Quite a few readers have written in the last couple of months, asking why Bill and I decided to discontinue the Robin Paige series. Here's an answer to that question--now, when people ask, I can just give them the permanent link to this post!
Bill and I started work on that series in 1992, right after the first China Bayles book came out. We'd been writing young adult books together since 1985, and both of us enjoyed the process of writing together. So we came up with several ideas for a co-authored series. After much energetic back-and-forth, considering various options, we decided to set the series in England in the late Victorian-early Edwardian period. There was so much going on at that time, politically, socially--and especially forensically. Fingerprint identification was just becoming available, and there was forensic photography, ballistics, toxicology, serology, and so on. So it was an ideal setting for an investigative series.
We also decided to use real people in the series. The second book, for instance, featured Beatrix Potter. The sixth, Jennie and Winston Churchill. The twelfth, Guiglielmo Marconi. This proved to be a very good idea, and really kept us interested in the series. Readers have liked it, too, for each book introduces them to a new segment of English society, to a new set of issues, and new points of view. But it also proved to be exceedingly difficult, for each book required not only the usual background research, but also specific biographical research about the person we chose as our "featured" character.
The series originally went as paperback original to Avon, but they were having troubles at the time (the mid-90s) and didn't do a very good job getting the books out there. We moved the series to Berkley, where it has been ever since, very happily. We've loved working with our editor, Natalee Rosenstein. The series went into hardcover with the seventh book. We've discontinued it with the twelfth--Lizard (originally in hardcover in 2006) will be out in paperback in July. When we started, we thought we might do ten books. The series went to twelve because we enjoyed the collaboration so much.
I say "discontinued," because it's always possible that something will come along that will make us change our minds. We left some plot threads hanging, just in case we want to pick it up again. But there's no "next book" in this series on our horizon. The reason: the research load is very heavy. It wasn't so much the background research in the period--that was entirely manageable. It was the biographical research on the individual characters and their world that made it difficult. For Marconi, for instance, we worked our way through all the available biographies, plus books about the telegraph, the wireless telegraph, and radio. And believe me, there's a LOT of stuff out there. Bill spent a couple of months on the research and we each put in three person-months on the writing. By the time all was said and done, we'd put a full year into the book.
Yes, we probably overdid it. We might have gotten by without doing so much. But we loved the learning (that's one of the reasons we're writers). Readers, too, have appreciated that level of specificity, and once we began creating these richly-detailed worlds, we really couldn't go back to a more general, non-specific kind of writing that so often passes for "historical" fiction. Readers would have been disappointed, and we wouldn't have enjoyed the work nearly as much.

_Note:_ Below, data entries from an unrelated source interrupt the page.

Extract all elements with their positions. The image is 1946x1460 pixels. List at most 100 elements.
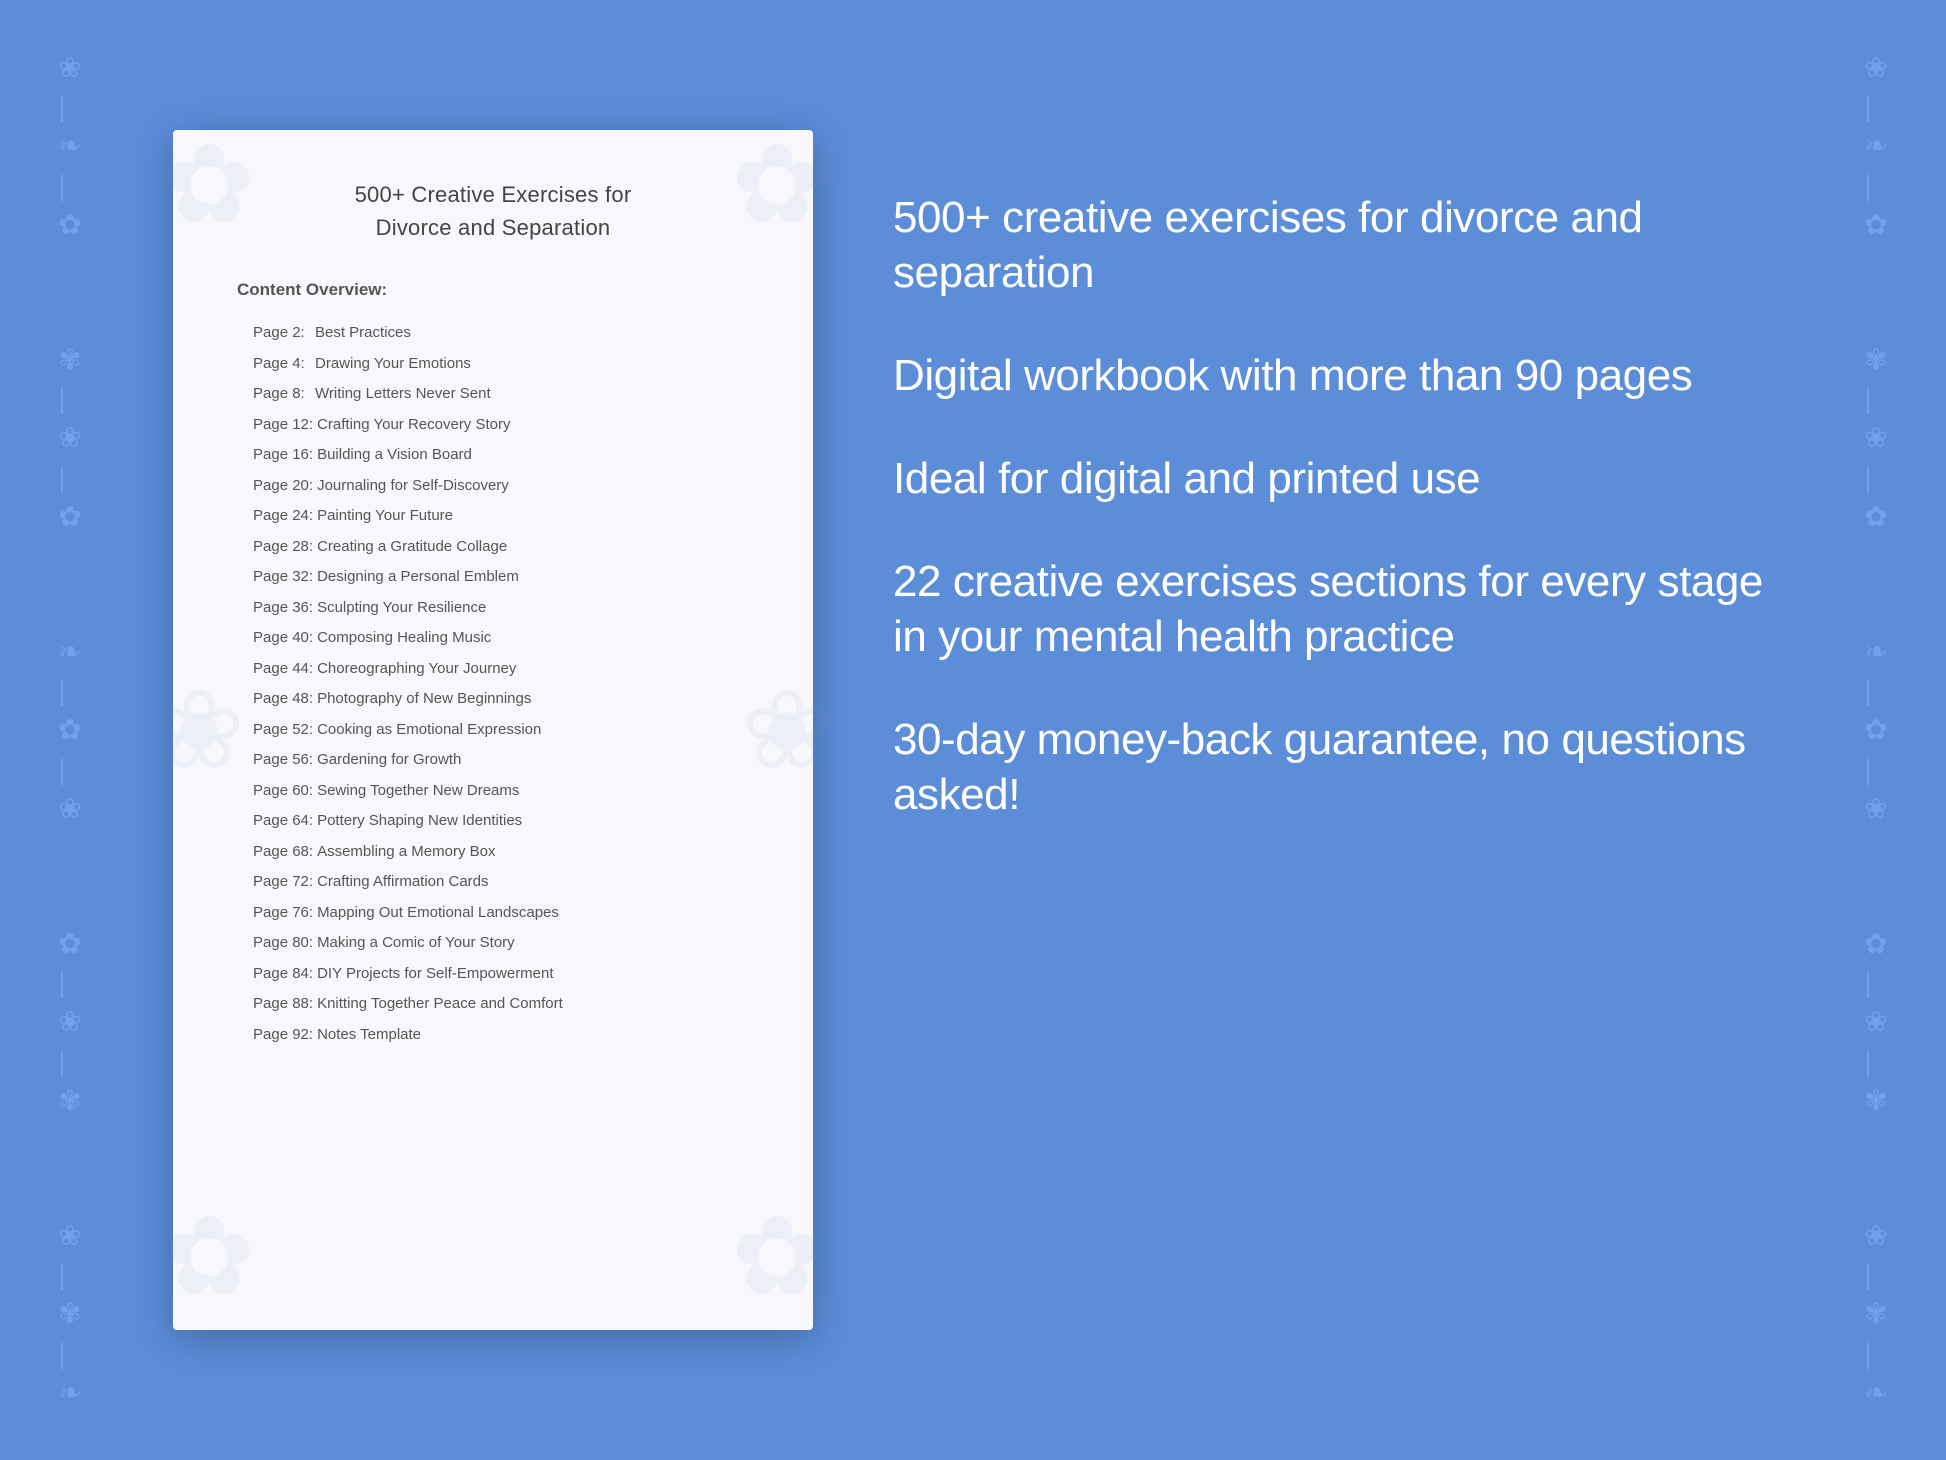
floral-sprig-r3: ❧|✿|❀	[1864, 632, 1887, 828]
toc-item: Page 8:Writing Letters Never Sent	[233, 379, 753, 410]
document: ✿ ✿ ❀ ❀ ✿ ✿ 500+ Creative Exercises for …	[173, 130, 813, 1330]
toc-item: Page 52:Cooking as Emotional Expression	[233, 715, 753, 746]
toc-title-text: Sewing Together New Dreams	[317, 780, 519, 803]
toc-item: Page 88:Knitting Together Peace and Comf…	[233, 989, 753, 1020]
toc-item: Page 72:Crafting Affirmation Cards	[233, 867, 753, 898]
toc-title-text: Crafting Your Recovery Story	[317, 414, 510, 437]
floral-sprig-r4: ✿|❀|✾	[1864, 924, 1887, 1120]
toc-item: Page 64:Pottery Shaping New Identities	[233, 806, 753, 837]
document-title: 500+ Creative Exercises for Divorce and …	[233, 178, 753, 244]
toc-title-text: Gardening for Growth	[317, 749, 461, 772]
main-content: ✿ ✿ ❀ ❀ ✿ ✿ 500+ Creative Exercises for …	[173, 130, 1773, 1330]
toc-title-text: Assembling a Memory Box	[317, 841, 495, 864]
toc-page-num: Page 60:	[253, 780, 313, 803]
toc-item: Page 80:Making a Comic of Your Story	[233, 928, 753, 959]
toc-page-num: Page 52:	[253, 719, 313, 742]
toc-page-num: Page 20:	[253, 475, 313, 498]
toc-page-num: Page 44:	[253, 658, 313, 681]
toc-title-text: Mapping Out Emotional Landscapes	[317, 902, 559, 925]
feature-text-3: Ideal for digital and printed use	[893, 451, 1773, 506]
toc-title-text: Building a Vision Board	[317, 444, 472, 467]
floral-sprig-1: ❀|❧|✿	[58, 48, 81, 244]
toc-page-num: Page 64:	[253, 810, 313, 833]
toc-title-text: Photography of New Beginnings	[317, 688, 531, 711]
toc-page-num: Page 40:	[253, 627, 313, 650]
toc-title-text: Writing Letters Never Sent	[315, 383, 491, 406]
toc-page-num: Page 56:	[253, 749, 313, 772]
toc-item: Page 16:Building a Vision Board	[233, 440, 753, 471]
toc-item: Page 36:Sculpting Your Resilience	[233, 593, 753, 624]
toc-title-text: Drawing Your Emotions	[315, 353, 471, 376]
toc-page-num: Page 92:	[253, 1024, 313, 1047]
toc-page-num: Page 84:	[253, 963, 313, 986]
toc-page-num: Page 24:	[253, 505, 313, 528]
toc-page-num: Page 80:	[253, 932, 313, 955]
toc-item: Page 40:Composing Healing Music	[233, 623, 753, 654]
toc-page-num: Page 8:	[253, 383, 311, 406]
toc-item: Page 24:Painting Your Future	[233, 501, 753, 532]
toc-item: Page 28:Creating a Gratitude Collage	[233, 532, 753, 563]
floral-sprig-3: ❧|✿|❀	[58, 632, 81, 828]
toc-page-num: Page 32:	[253, 566, 313, 589]
toc-page-num: Page 76:	[253, 902, 313, 925]
toc-page-num: Page 28:	[253, 536, 313, 559]
toc-page-num: Page 12:	[253, 414, 313, 437]
watermark-bottom-right: ✿	[731, 1192, 823, 1320]
toc-title-text: Sculpting Your Resilience	[317, 597, 486, 620]
toc-title-text: Knitting Together Peace and Comfort	[317, 993, 563, 1016]
toc-title-text: Best Practices	[315, 322, 411, 345]
toc-item: Page 4:Drawing Your Emotions	[233, 349, 753, 380]
toc-page-num: Page 4:	[253, 353, 311, 376]
toc-title-text: Crafting Affirmation Cards	[317, 871, 488, 894]
feature-text-4: 22 creative exercises sections for every…	[893, 554, 1773, 664]
feature-text-1: 500+ creative exercises for divorce and …	[893, 190, 1773, 300]
toc-page-num: Page 72:	[253, 871, 313, 894]
toc-item: Page 20:Journaling for Self-Discovery	[233, 471, 753, 502]
feature-text-2: Digital workbook with more than 90 pages	[893, 348, 1773, 403]
floral-sprig-4: ✿|❀|✾	[58, 924, 81, 1120]
toc-title-text: DIY Projects for Self-Empowerment	[317, 963, 553, 986]
toc-item: Page 2:Best Practices	[233, 318, 753, 349]
toc-item: Page 48:Photography of New Beginnings	[233, 684, 753, 715]
section-label: Content Overview:	[237, 280, 753, 300]
floral-sprig-5: ❀|✾|❧	[58, 1216, 81, 1412]
feature-text-5: 30-day money-back guarantee, no question…	[893, 712, 1773, 822]
toc-title-text: Choreographing Your Journey	[317, 658, 516, 681]
toc-title-text: Designing a Personal Emblem	[317, 566, 519, 589]
document-wrapper: ✿ ✿ ❀ ❀ ✿ ✿ 500+ Creative Exercises for …	[173, 130, 813, 1330]
right-floral-border: ❀|❧|✿ ✾|❀|✿ ❧|✿|❀ ✿|❀|✾ ❀|✾|❧	[1816, 0, 1936, 1460]
toc-page-num: Page 68:	[253, 841, 313, 864]
right-panel: 500+ creative exercises for divorce and …	[893, 130, 1773, 822]
toc-title-text: Cooking as Emotional Expression	[317, 719, 541, 742]
watermark-mid-right: ❀	[741, 666, 833, 794]
toc-title-text: Journaling for Self-Discovery	[317, 475, 509, 498]
watermark-bottom-left: ✿	[163, 1192, 255, 1320]
watermark-mid-left: ❀	[153, 666, 245, 794]
toc-item: Page 44:Choreographing Your Journey	[233, 654, 753, 685]
toc-item: Page 56:Gardening for Growth	[233, 745, 753, 776]
toc-item: Page 84:DIY Projects for Self-Empowermen…	[233, 959, 753, 990]
floral-sprig-r2: ✾|❀|✿	[1864, 340, 1887, 536]
toc-item: Page 12:Crafting Your Recovery Story	[233, 410, 753, 441]
toc-page-num: Page 88:	[253, 993, 313, 1016]
toc-title-text: Composing Healing Music	[317, 627, 491, 650]
toc-page-num: Page 2:	[253, 322, 311, 345]
toc-title-text: Painting Your Future	[317, 505, 453, 528]
toc-page-num: Page 16:	[253, 444, 313, 467]
toc-item: Page 68:Assembling a Memory Box	[233, 837, 753, 868]
toc-item: Page 92:Notes Template	[233, 1020, 753, 1051]
floral-sprig-2: ✾|❀|✿	[58, 340, 81, 536]
toc-title-text: Creating a Gratitude Collage	[317, 536, 507, 559]
floral-sprig-r5: ❀|✾|❧	[1864, 1216, 1887, 1412]
left-floral-border: ❀|❧|✿ ✾|❀|✿ ❧|✿|❀ ✿|❀|✾ ❀|✾|❧	[10, 0, 130, 1460]
toc-item: Page 76:Mapping Out Emotional Landscapes	[233, 898, 753, 929]
toc-page-num: Page 36:	[253, 597, 313, 620]
toc-title-text: Notes Template	[317, 1024, 421, 1047]
toc-item: Page 60:Sewing Together New Dreams	[233, 776, 753, 807]
toc-list: Page 2:Best PracticesPage 4:Drawing Your…	[233, 318, 753, 1050]
toc-page-num: Page 48:	[253, 688, 313, 711]
toc-title-text: Making a Comic of Your Story	[317, 932, 515, 955]
toc-item: Page 32:Designing a Personal Emblem	[233, 562, 753, 593]
floral-sprig-r1: ❀|❧|✿	[1864, 48, 1887, 244]
toc-title-text: Pottery Shaping New Identities	[317, 810, 522, 833]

That's it, gang. That's why we decided to discontinue the series. I'll continue the China Bayles books indefinitely (as long as you keep reading), and hope to do a short story collection and a cookbook in the series. There will be four more books (eight altogether) in the Beatrix Potter series, and maybe a junior biography. I'm working on a memoir project now, and have a novel in mind, to be written sometime in the next couple of years. Bill and I miss the Robin Paige collaboration, but now we have time for other things we want to do together, so it all balances out.
If you've been a reader of this series, thanks for your support. Please know that you belong to a relatively small and select group: there are many fewer readers of historical fiction (particularly the non-bodice-rippers), and they don't network the way readers of other mysteries or romances do. So it's harder for an author to reach you, or to develop an effective "marketing program." Also, as a group, you are demanding: you know your history and you want your history done right. Bill and I hope we managed to do that.